Sandboxing and strong isolation are not mutually exclusive with allowing third-party sources to install apps. If their sandboxing is as good as you say it is, there should be no security threat imposed by allowing other apps on the device. The two should be distinct, separate threat models, but Apple conflates them.
Allowlisting is also one of the best security practices you can implement, because allowlisting significantly reduces the problem space of executables you have to consider (and dangerous executables, if found, can be removed from the allowlist). There's always a chance that a piece of malware which somehow breaks the sandboxing and isolation can find its way onto someone's device; allowlisting greatly mitigates this possibility.

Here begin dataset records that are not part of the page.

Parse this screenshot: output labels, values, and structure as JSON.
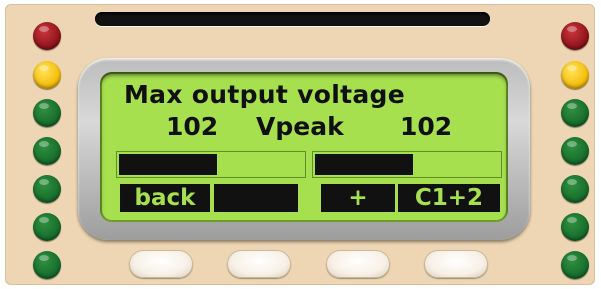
{
  "display": {
    "title": "Max output voltage",
    "value_left": "102",
    "unit": "Vpeak",
    "value_right": "102",
    "bar_left_level": 0.53,
    "bar_right_level": 0.53
  },
  "softkeys": [
    "back",
    "",
    "+",
    "C1+2"
  ],
  "leds": {
    "left": [
      "red",
      "yellow",
      "green",
      "green",
      "green",
      "green",
      "green"
    ],
    "right": [
      "red",
      "yellow",
      "green",
      "green",
      "green",
      "green",
      "green"
    ]
  },
  "colors": {
    "panel": "#eed6b4",
    "lcd": "#a6e04f",
    "lcd_text": "#101010"
  }
}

Endpoint security is everyone's problem now, because everyone has one or more always-connected devices. The future of computing is a signed, remotely attested path from power-on to user application code, all checked against an allowlist of approved binaries. For most, this will be a good thing.
> If their sandboxing is as good as you say it is, there should be no security threat imposed by allowing other apps on the device.
No, because it's part of a defense-in-depth strategy. Sandboxing and isolation is meant to catch what app review misses, without app review people would be attacking those mechanisms directly at a much higher frequency.